Rosellen Sullivan, a St. John’s criminal lawyer, says they cannot. Sullivan is part of a court challenge arguing that the law is unconstitutional.

Sullivan says that the provision of the act that says an inspector can search a person’s vehicle (or possibly a person’s home—it’s not particularly clear) violates section 8 of the Charter of Rights and Freedoms, which states that “everyone has the right to be secure against unreasonable search or seizure.” The Supreme Court of Canada said in the case Hunter v. Southam that the purpose of section 8 is to prevent unjustified searches before they happen.

“When you get a warrant, you have to give that judge an ‘information to obtain’ that outlines your reasonable grounds for believing that evidence will be found in that structure. A judge has to review all of this and sanction it,” Sullivan says. “You can (also) get judicial review of a warrant. So you’ve got two safeguards there. In this situation you’ve got none.”

“Even with a warrant, I can’t imagine what kind of warrant would allow someone to come into my home or my car to search my books, search my records, take some samples and do some tests on me,” Sullivan adds.

Sullivan says she’s concerned that the powers to search people without reasonable and probable cause could be especially hard on non-white Newfoundlanders, who face the risk of being racially profiled. “Newfoundland was until recently fairly Caucasian,” she says. “The gut reaction might be, ‘That person’s a visitor.’”

Sullivan says the provision that allows ministers to order police to “locate and detain a person” so that they can be kicked out of the province is a violation of the section 9 Charter right “not to be arbitrarily detained or imprisoned.”

Sullivan argues that the law’s provisions blocking non-residents from entering the province are also unconstitutional.

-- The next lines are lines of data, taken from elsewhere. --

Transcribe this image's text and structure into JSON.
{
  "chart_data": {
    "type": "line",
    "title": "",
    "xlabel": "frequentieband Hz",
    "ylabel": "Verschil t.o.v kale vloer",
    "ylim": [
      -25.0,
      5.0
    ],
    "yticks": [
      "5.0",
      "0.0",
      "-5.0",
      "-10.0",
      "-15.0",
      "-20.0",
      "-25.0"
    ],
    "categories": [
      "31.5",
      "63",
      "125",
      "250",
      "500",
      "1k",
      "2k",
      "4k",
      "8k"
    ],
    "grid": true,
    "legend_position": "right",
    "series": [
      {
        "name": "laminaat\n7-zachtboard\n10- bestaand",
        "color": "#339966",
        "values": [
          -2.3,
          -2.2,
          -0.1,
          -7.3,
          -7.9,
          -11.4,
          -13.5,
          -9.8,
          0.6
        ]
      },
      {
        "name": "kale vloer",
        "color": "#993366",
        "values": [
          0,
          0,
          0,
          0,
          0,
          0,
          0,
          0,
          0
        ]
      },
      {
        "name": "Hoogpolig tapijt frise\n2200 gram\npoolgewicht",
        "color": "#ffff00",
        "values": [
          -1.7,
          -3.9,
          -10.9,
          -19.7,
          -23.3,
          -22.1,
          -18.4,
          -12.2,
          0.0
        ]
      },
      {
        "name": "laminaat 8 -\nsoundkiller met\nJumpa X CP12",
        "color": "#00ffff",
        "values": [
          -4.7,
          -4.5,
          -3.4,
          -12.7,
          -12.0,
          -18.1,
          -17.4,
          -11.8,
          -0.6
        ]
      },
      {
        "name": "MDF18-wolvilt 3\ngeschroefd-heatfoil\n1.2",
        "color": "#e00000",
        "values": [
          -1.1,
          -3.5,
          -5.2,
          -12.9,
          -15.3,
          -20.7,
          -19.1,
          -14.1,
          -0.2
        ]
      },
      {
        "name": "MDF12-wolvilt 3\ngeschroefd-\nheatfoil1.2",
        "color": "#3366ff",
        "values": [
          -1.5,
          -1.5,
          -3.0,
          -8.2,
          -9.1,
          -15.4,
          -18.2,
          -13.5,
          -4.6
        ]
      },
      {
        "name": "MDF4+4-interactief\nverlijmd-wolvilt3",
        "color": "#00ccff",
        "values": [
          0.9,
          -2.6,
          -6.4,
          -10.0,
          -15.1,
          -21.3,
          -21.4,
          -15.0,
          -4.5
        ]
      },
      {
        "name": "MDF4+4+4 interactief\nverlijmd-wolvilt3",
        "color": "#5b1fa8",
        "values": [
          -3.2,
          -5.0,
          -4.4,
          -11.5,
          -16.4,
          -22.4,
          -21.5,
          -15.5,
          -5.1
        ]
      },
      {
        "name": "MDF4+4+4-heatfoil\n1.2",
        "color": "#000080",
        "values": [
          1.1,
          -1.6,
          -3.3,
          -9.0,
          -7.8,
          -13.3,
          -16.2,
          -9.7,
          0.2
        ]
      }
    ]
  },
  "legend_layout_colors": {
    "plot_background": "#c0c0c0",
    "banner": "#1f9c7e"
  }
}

Section 6 of the Charter states that “Every citizen of Canada and every person who has the status of a permanent resident of Canada has the right: (a) to move to and take up residence in any province; and (b) to pursue the gaining of a livelihood in any province.” Section 6 hasn’t been tested in court so it might not apply here. But even if it doesn’t apply, the Constitution Act, 1867 would likely prevent provinces from shutting their borders.

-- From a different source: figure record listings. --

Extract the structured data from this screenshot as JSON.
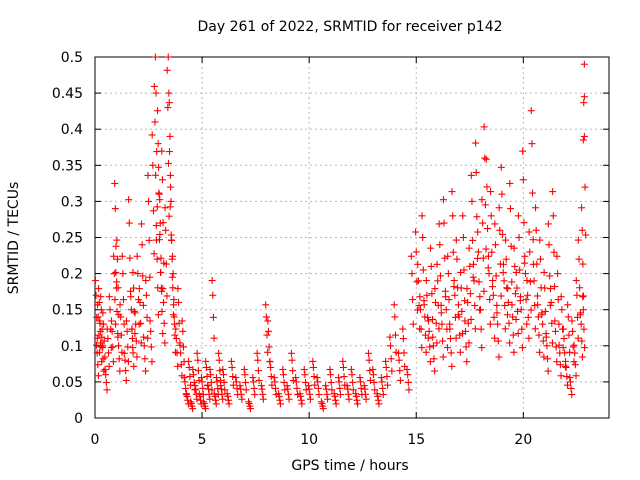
{
  "chart_data": {
    "type": "scatter",
    "title": "Day 261 of 2022, SRMTID for receiver p142",
    "xlabel": "GPS time / hours",
    "ylabel": "SRMTID / TECUs",
    "xlim": [
      0,
      24
    ],
    "ylim": [
      0,
      0.5
    ],
    "xticks": [
      0,
      5,
      10,
      15,
      20
    ],
    "yticks": [
      0,
      0.05,
      0.1,
      0.15,
      0.2,
      0.25,
      0.3,
      0.35,
      0.4,
      0.45,
      0.5
    ],
    "grid": true,
    "marker": "plus",
    "color": "#ff0000",
    "series": [
      {
        "name": "SRMTID",
        "x": [
          0.05,
          0.1,
          0.15,
          0.2,
          0.25,
          0.3,
          0.35,
          0.4,
          0.5,
          0.6,
          0.7,
          0.8,
          0.9,
          0.95,
          1.0,
          1.05,
          1.1,
          1.2,
          1.3,
          1.4,
          1.5,
          1.6,
          1.7,
          1.75,
          1.8,
          1.9,
          2.0,
          2.1,
          2.2,
          2.3,
          2.4,
          2.5,
          2.6,
          2.7,
          2.8,
          2.85,
          2.9,
          2.95,
          3.0,
          3.05,
          3.1,
          3.15,
          3.2,
          3.3,
          3.4,
          3.45,
          3.5,
          3.55,
          3.6,
          3.65,
          3.7,
          3.8,
          3.9,
          4.0,
          4.1,
          4.2,
          4.3,
          4.4,
          4.5,
          4.6,
          4.7,
          4.8,
          4.9,
          5.0,
          5.1,
          5.2,
          5.3,
          5.4,
          5.5,
          5.6,
          5.7,
          5.8,
          5.9,
          6.0,
          6.2,
          6.4,
          6.6,
          6.8,
          7.0,
          7.2,
          7.4,
          7.6,
          7.8,
          8.0,
          8.1,
          8.2,
          8.4,
          8.6,
          8.8,
          9.0,
          9.2,
          9.4,
          9.6,
          9.8,
          10.0,
          10.2,
          10.4,
          10.6,
          10.8,
          11.0,
          11.2,
          11.4,
          11.6,
          11.8,
          12.0,
          12.2,
          12.4,
          12.6,
          12.8,
          13.0,
          13.2,
          13.4,
          13.6,
          13.8,
          14.0,
          14.2,
          14.4,
          14.6,
          14.8,
          15.0,
          15.1,
          15.2,
          15.3,
          15.4,
          15.5,
          15.6,
          15.7,
          15.8,
          15.9,
          16.0,
          16.1,
          16.2,
          16.3,
          16.4,
          16.5,
          16.6,
          16.7,
          16.8,
          16.9,
          17.0,
          17.1,
          17.2,
          17.3,
          17.4,
          17.5,
          17.6,
          17.7,
          17.8,
          17.9,
          18.0,
          18.1,
          18.2,
          18.3,
          18.4,
          18.5,
          18.6,
          18.7,
          18.8,
          18.9,
          19.0,
          19.1,
          19.2,
          19.3,
          19.4,
          19.5,
          19.6,
          19.7,
          19.8,
          19.9,
          20.0,
          20.1,
          20.2,
          20.3,
          20.4,
          20.5,
          20.6,
          20.7,
          20.8,
          20.9,
          21.0,
          21.1,
          21.2,
          21.3,
          21.4,
          21.5,
          21.6,
          21.7,
          21.8,
          21.9,
          22.0,
          22.1,
          22.2,
          22.3,
          22.4,
          22.5,
          22.6,
          22.7,
          22.75,
          22.8,
          22.85
        ],
        "y": [
          0.17,
          0.09,
          0.14,
          0.16,
          0.12,
          0.15,
          0.1,
          0.13,
          0.06,
          0.11,
          0.15,
          0.12,
          0.2,
          0.29,
          0.18,
          0.22,
          0.1,
          0.14,
          0.2,
          0.08,
          0.12,
          0.27,
          0.15,
          0.11,
          0.18,
          0.13,
          0.2,
          0.16,
          0.24,
          0.1,
          0.17,
          0.3,
          0.12,
          0.35,
          0.41,
          0.45,
          0.22,
          0.38,
          0.31,
          0.27,
          0.18,
          0.33,
          0.16,
          0.26,
          0.43,
          0.45,
          0.39,
          0.3,
          0.22,
          0.2,
          0.14,
          0.11,
          0.16,
          0.09,
          0.12,
          0.05,
          0.03,
          0.07,
          0.02,
          0.06,
          0.04,
          0.08,
          0.03,
          0.05,
          0.02,
          0.07,
          0.04,
          0.06,
          0.17,
          0.03,
          0.05,
          0.08,
          0.04,
          0.06,
          0.03,
          0.07,
          0.05,
          0.04,
          0.06,
          0.02,
          0.05,
          0.08,
          0.04,
          0.14,
          0.12,
          0.07,
          0.05,
          0.03,
          0.06,
          0.04,
          0.08,
          0.05,
          0.03,
          0.06,
          0.04,
          0.07,
          0.05,
          0.02,
          0.04,
          0.06,
          0.03,
          0.05,
          0.07,
          0.04,
          0.06,
          0.03,
          0.05,
          0.04,
          0.08,
          0.06,
          0.03,
          0.05,
          0.07,
          0.1,
          0.14,
          0.08,
          0.11,
          0.06,
          0.2,
          0.23,
          0.19,
          0.15,
          0.25,
          0.14,
          0.17,
          0.12,
          0.21,
          0.1,
          0.16,
          0.19,
          0.24,
          0.13,
          0.27,
          0.15,
          0.2,
          0.11,
          0.28,
          0.17,
          0.22,
          0.14,
          0.18,
          0.25,
          0.12,
          0.16,
          0.21,
          0.3,
          0.19,
          0.34,
          0.23,
          0.15,
          0.27,
          0.36,
          0.32,
          0.2,
          0.28,
          0.17,
          0.24,
          0.13,
          0.26,
          0.31,
          0.19,
          0.22,
          0.16,
          0.29,
          0.14,
          0.21,
          0.18,
          0.25,
          0.15,
          0.33,
          0.2,
          0.17,
          0.23,
          0.38,
          0.19,
          0.26,
          0.14,
          0.22,
          0.13,
          0.18,
          0.1,
          0.24,
          0.16,
          0.28,
          0.12,
          0.2,
          0.09,
          0.15,
          0.11,
          0.07,
          0.14,
          0.05,
          0.12,
          0.09,
          0.17,
          0.22,
          0.13,
          0.26,
          0.15,
          0.39
        ],
        "y_high": [
          0.49,
          0.445,
          0.385
        ],
        "x_high": [
          22.85,
          22.85,
          22.8
        ]
      }
    ]
  }
}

Section 1 of the Charter says that rights and freedoms can be limited by laws if the limits are “reasonable” and “demonstrably justified in a free and democratic society.” The court said in R v. Oakes that a law can only be justified if the means are rationally connected to the objective, if the limit is minimally impairing of the right, and if the negative effects of the measure and its positive effects are in proportion. A law’s means are not rationally connected to the goal if they are “arbitrary, unfair or based on irrational considerations.”

Sullivan says government officials appear to be arbitrarily deciding which residents can enter the province. For example, a Nova Scotia woman was recently blocked from attending her mother’s funeral, despite the fact that the woman was willing to self-quarantine for 14 days, and despite the fact that other people had been allowed into the province to attend funerals. These measures also appear irrational considering that Newfoundland and Labrador has experienced only three Covid-19 deaths despite thousands of residents having entered the province in recent weeks.

“It’s like killing a fly with a sledgehammer,” Sullivan says.